Szczerze nie wiem do kogo się z tym problemem zwrócić, przeszukałem cały
internet łącznie z forum basoofkowym i nie znalazłem odpowiedzi.

Chodzi o to, że zdarza mi się, że podczas koncertów nadepnę przypadkowo
kabel i oczywiście odepnę go od gitary, tym samym robiąc wielkie show w
negatywnym tego słowa znaczeniu. Wiem, że na paski są straplocki, które
notabene spełniają swoją rolę rewelacyjnie, ale do kabli nie mogę
znaleźć żadnych zabezpieczeń ani blokad. Czy w ogóle jest coś
takiego?

Dzięki wielkie.

Podziel się swoją opinią

29 komentarzy

  1. Zakładaj kabel za pasek, między korpusem a paskiem, a może nawet spróbuj
    przełożyć go przez jeden otwór od kołka.

  2. Albo kup kabel z wtykiem kątowym, trochę inaczej się siły rozkładają, jak
    taki pociągniesz, dużo trudniej go wyrwać z gniazda.

  3. To też już próbowałem. Działa, ale tylko w sytuacji kiedy pasek jest
    naprężony. Chodzi mi o to by obojętnie od mojego stanu ruchu (czy leżę,
    stoję czy jestem w przykucu), kabel trzymał się mocno gitary do momentu
    kiedy mu nie powiem, żeby się odpiął 😉

    Albo kup kabel z wtykiem kątowym, trochę inaczej się siły rozkładają, jak taki pociągniesz, dużo trudniej go wyrwać z gniazda.

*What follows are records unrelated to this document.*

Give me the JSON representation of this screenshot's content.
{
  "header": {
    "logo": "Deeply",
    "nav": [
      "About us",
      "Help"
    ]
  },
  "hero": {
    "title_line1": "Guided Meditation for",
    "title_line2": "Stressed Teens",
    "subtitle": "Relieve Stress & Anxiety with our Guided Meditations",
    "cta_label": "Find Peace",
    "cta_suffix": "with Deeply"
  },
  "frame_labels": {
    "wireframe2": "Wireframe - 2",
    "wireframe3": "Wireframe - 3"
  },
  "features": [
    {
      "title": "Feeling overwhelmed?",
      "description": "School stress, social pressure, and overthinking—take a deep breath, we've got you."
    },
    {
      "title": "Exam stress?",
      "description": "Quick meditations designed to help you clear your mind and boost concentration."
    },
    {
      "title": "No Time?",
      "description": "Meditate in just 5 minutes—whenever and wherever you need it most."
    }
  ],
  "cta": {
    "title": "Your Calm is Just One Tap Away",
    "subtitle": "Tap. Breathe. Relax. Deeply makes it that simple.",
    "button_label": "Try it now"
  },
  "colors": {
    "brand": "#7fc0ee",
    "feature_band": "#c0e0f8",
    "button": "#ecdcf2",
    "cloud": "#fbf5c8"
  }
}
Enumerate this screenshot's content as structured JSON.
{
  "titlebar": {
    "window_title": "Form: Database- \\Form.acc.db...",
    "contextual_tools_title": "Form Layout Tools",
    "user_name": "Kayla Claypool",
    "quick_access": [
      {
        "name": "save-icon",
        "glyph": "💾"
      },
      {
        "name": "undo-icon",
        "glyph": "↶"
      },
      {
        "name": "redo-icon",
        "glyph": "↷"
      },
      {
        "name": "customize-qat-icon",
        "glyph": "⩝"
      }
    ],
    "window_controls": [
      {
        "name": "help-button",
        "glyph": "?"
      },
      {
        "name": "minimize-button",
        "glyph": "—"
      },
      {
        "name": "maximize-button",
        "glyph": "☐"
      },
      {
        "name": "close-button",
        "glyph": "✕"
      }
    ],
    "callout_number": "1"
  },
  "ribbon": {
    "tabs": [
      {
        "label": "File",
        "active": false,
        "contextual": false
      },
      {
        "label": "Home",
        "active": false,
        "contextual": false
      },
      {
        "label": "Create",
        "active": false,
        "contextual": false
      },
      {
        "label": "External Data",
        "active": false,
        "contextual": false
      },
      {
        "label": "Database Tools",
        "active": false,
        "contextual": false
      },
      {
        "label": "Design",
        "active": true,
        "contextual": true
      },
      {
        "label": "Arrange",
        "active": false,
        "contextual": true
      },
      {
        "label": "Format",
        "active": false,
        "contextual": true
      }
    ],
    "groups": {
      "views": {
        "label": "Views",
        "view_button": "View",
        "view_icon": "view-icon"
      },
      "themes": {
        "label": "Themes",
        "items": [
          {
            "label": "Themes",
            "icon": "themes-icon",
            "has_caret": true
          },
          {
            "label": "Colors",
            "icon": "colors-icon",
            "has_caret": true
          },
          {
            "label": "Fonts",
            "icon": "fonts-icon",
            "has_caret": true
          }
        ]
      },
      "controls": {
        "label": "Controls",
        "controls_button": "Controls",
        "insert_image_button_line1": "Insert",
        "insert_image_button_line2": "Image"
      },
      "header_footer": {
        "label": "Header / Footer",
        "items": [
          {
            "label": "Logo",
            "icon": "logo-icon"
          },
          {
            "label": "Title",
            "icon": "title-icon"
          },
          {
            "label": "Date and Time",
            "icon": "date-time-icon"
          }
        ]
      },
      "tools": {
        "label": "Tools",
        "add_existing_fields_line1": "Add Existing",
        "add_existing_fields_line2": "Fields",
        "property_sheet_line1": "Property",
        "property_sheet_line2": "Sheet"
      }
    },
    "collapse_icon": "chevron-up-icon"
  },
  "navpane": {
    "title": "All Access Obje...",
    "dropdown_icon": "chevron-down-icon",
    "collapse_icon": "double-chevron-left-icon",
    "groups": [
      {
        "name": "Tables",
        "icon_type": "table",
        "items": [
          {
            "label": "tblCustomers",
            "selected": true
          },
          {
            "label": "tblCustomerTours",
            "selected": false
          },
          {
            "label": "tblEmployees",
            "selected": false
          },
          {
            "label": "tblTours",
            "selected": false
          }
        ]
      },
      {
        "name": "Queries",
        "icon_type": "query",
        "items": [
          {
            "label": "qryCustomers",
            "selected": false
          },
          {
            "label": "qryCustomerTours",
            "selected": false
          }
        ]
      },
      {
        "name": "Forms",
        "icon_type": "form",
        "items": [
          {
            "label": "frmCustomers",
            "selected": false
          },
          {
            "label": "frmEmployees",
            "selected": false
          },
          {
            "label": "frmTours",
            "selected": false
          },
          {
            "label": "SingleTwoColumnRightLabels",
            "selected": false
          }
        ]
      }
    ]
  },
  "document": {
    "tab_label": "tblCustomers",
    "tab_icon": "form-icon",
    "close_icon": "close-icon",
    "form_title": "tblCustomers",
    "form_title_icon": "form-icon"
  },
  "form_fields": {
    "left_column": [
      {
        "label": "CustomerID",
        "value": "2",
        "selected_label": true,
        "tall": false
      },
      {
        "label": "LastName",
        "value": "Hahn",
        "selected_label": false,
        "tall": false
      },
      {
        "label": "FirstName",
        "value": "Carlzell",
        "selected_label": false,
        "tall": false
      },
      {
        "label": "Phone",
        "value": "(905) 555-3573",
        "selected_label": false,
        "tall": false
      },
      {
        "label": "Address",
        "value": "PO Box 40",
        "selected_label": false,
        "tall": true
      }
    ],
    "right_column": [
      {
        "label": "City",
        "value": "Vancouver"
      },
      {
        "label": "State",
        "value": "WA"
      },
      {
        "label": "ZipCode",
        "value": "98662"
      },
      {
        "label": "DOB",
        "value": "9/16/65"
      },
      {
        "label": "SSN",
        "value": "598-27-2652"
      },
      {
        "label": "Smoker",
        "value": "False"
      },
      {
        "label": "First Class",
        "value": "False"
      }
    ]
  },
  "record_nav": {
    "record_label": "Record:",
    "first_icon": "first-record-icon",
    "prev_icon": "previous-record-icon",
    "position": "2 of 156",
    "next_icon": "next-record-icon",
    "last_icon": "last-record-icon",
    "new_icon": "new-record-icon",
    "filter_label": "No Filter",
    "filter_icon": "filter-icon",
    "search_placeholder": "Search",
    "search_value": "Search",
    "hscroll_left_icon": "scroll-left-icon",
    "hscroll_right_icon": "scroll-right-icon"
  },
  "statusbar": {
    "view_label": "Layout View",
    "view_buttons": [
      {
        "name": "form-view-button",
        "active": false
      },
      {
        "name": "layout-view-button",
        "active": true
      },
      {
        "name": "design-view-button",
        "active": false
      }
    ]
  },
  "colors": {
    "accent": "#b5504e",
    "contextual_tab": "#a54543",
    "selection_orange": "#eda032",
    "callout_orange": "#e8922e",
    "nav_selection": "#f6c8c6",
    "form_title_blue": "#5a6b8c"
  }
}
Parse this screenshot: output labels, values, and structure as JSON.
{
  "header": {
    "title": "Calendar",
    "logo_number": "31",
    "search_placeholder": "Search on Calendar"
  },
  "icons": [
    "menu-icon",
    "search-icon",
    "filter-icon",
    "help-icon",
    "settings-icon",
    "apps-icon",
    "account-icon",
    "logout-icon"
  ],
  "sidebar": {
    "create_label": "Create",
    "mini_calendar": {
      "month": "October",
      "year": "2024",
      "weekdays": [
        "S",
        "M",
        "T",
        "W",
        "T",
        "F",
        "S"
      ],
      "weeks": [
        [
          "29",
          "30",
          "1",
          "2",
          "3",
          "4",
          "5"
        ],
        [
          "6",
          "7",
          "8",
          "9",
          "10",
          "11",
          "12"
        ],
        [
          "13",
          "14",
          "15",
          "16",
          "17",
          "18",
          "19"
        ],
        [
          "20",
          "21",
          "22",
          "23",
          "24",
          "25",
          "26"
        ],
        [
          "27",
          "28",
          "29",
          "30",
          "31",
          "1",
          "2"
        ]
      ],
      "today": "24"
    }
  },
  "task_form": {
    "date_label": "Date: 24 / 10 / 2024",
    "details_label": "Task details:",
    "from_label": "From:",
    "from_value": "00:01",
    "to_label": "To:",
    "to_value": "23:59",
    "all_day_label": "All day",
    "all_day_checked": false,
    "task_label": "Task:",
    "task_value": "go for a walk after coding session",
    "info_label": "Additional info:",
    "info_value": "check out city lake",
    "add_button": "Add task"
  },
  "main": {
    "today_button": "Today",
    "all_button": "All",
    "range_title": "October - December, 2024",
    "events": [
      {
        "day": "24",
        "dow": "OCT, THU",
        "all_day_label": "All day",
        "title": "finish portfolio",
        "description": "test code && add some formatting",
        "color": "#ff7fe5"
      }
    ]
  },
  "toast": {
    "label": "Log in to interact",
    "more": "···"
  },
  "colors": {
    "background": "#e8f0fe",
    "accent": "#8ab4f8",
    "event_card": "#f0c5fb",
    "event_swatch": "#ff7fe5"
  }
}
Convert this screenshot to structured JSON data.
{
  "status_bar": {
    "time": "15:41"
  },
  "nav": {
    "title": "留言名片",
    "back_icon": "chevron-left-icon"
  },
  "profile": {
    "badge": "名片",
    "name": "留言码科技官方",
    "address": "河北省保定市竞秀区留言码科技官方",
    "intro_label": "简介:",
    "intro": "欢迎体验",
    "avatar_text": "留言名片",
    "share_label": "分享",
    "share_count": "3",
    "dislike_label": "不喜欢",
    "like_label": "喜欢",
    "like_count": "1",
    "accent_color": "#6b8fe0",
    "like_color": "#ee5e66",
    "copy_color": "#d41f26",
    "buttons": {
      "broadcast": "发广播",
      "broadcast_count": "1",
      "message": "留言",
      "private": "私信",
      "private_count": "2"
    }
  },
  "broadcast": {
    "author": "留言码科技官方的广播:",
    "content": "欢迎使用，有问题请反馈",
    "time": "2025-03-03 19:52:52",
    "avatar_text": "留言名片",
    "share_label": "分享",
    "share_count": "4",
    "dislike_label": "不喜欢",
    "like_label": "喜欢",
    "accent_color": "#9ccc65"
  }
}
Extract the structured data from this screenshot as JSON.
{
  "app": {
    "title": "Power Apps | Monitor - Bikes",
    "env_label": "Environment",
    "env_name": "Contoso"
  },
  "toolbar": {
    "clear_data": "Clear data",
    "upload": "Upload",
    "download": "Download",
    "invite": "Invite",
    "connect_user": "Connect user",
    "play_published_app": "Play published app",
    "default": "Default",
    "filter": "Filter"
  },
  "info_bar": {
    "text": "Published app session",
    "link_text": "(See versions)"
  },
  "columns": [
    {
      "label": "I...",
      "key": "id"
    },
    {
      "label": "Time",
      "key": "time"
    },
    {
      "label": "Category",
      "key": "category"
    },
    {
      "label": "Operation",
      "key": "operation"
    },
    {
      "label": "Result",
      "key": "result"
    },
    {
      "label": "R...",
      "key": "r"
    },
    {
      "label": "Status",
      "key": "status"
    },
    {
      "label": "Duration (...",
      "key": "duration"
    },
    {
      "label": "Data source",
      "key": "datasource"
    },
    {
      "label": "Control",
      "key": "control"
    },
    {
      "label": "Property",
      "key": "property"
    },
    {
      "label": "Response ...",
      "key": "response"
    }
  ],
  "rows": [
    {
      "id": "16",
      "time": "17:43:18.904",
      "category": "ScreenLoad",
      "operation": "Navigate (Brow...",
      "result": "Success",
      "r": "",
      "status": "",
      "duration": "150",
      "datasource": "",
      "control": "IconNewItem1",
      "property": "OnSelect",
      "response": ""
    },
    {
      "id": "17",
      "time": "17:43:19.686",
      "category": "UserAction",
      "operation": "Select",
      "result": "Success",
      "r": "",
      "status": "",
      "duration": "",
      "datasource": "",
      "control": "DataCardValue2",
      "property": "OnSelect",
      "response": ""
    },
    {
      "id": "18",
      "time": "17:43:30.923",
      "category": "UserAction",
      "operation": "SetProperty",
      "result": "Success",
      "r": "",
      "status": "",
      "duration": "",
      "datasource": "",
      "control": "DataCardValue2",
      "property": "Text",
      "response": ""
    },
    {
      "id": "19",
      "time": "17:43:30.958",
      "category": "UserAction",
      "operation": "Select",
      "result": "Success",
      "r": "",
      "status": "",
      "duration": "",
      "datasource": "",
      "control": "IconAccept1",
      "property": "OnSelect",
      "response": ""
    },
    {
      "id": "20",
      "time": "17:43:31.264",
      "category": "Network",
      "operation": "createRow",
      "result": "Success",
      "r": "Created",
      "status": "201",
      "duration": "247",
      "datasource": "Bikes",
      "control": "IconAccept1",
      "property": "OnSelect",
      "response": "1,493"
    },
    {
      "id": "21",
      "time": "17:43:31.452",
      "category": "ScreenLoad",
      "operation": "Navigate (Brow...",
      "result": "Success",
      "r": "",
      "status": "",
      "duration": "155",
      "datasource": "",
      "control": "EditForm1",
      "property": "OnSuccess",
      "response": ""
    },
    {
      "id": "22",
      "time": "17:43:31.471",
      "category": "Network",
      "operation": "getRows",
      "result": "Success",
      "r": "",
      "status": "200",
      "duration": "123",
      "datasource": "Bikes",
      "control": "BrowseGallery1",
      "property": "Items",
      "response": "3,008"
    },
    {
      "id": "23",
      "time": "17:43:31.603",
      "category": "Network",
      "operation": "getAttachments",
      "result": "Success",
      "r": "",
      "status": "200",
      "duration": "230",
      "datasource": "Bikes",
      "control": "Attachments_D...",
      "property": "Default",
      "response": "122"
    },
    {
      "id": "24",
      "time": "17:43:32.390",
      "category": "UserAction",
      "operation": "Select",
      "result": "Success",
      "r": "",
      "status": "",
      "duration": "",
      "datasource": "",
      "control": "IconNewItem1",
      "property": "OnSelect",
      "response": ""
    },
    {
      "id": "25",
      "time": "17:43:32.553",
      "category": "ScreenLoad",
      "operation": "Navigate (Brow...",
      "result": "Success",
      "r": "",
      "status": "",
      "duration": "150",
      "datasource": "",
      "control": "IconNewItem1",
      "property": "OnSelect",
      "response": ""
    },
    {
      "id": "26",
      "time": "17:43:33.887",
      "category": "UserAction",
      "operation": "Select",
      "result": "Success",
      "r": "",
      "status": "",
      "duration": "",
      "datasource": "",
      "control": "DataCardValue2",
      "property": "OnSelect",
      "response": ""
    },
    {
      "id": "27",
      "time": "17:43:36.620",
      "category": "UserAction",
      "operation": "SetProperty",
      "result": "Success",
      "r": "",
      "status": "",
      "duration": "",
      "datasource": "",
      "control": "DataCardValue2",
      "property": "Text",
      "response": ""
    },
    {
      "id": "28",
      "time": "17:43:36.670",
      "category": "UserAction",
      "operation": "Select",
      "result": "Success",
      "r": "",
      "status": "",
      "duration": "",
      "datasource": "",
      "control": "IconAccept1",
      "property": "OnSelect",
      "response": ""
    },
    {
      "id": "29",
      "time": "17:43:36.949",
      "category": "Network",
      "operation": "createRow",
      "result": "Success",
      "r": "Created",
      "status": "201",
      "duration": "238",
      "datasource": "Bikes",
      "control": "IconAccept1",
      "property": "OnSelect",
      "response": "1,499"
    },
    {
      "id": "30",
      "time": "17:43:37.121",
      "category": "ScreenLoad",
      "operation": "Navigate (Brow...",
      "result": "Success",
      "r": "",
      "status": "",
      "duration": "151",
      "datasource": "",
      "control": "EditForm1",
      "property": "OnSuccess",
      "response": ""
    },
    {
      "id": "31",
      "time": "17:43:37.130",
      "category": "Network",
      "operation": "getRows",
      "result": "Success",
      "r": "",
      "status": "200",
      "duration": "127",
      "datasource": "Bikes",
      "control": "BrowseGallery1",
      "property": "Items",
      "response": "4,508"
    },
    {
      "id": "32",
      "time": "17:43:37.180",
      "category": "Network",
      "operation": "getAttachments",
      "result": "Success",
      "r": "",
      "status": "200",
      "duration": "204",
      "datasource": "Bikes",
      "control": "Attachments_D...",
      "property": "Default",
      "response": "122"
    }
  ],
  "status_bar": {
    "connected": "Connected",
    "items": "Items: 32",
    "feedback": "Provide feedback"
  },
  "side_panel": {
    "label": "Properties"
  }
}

    Mam taki i właśnie ten kabel najczęściej się odpina – może być już
    zużyty wtyk?

  4. Potwierdzam – kabel za pasek – NIGDY nie miałem problemu z wypadającym kablem
    dzięki temu rozwiązaniu.

  5. Neutrik zrobił blokowane gniazda i wtyki które zwierają masę z fazą i nie
    brumi po wyrwaniu.

    ew. bezprzewodowo.

  6. @.Piotrek: Neutrik zrobił blokowane gniazda i wtyki które zwierają masę z fazą i nie brumi po wyrwaniu.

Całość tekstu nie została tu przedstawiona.